Candice DeSanzo of East Palestine shared her experience of being both displaced and sick.
“I am homeless because I have independent test results that show I have 2.58 levels of dioxin in the soil around my home that has caused me and my children debilitating health effects,” she said.
Other area residents spoke about adverse health impacts they say the derailment has caused, including those outside of East Palestine.
“I’ve had symptoms. I have an auto-immune and it has made it worse. I’ll probably cry because I’m pretty emotional,” said Kim Rankin of Columbiana. “My daughter turned 30 on Sunday, her joints are so swollen and she is so tight and so swollen everywhere that she can’t walk.”
Residents of Beaver Township and Darlington in Pennsylvania shared similar stories.
The panel also included Scott Smith and Daniel Winston.
Smith is an independent scientist who has been testing and sampling the water and soil in and around East Palestine.
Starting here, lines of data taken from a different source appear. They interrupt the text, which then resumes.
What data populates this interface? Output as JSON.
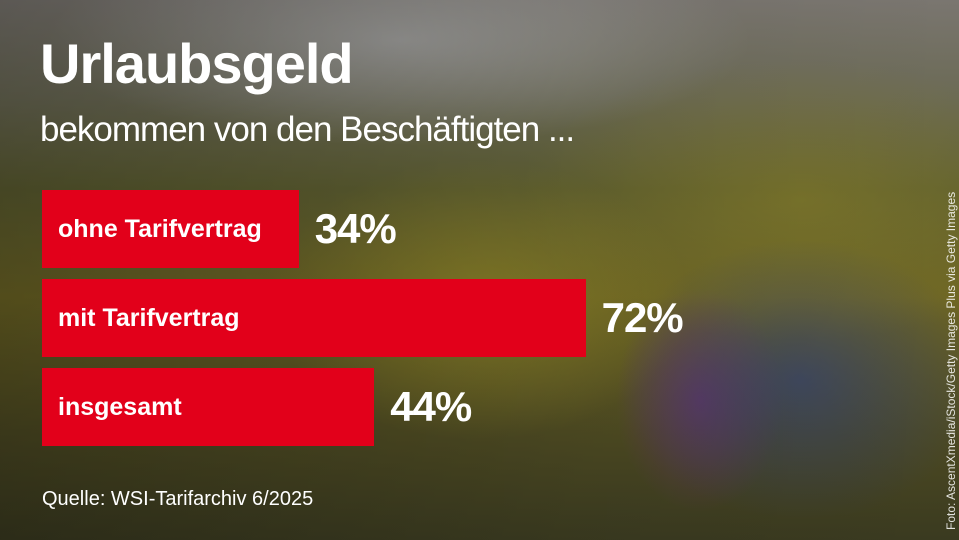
{
  "title": "Urlaubsgeld",
  "subtitle": "bekommen von den Beschäftigten ...",
  "chart_data": {
    "type": "bar",
    "orientation": "horizontal",
    "categories": [
      "ohne Tarifvertrag",
      "mit Tarifvertrag",
      "insgesamt"
    ],
    "values": [
      34,
      72,
      44
    ],
    "value_labels": [
      "34%",
      "72%",
      "44%"
    ],
    "unit": "%",
    "xlim": [
      0,
      100
    ],
    "grid": false,
    "bar_color": "#e2001a"
  },
  "source": "Quelle: WSI-Tarifarchiv 6/2025",
  "photo_credit": "Foto: AscentXmedia/iStock/Getty Images Plus via Getty Images"
}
He is chief sustainability officer at ECO Integrated Technologies and has collected data that the Unity Council reports “calls into question the public relations narrative coming from Norfolk Southern and government agencies.”
Winston, a resident of Wellsville, is co-director of River Valley Organizing, a non-profit community advocacy group. Winston is planning to organize both a bus trip for residents to both Columbus and Washington, D.C. as they continue to advocate and fight for the future of their communities.
“We might need support but we can do this. We are strong,” said event organizer Jami Wallace. “We just have to keep fighting — fighting for each other and fighting together.”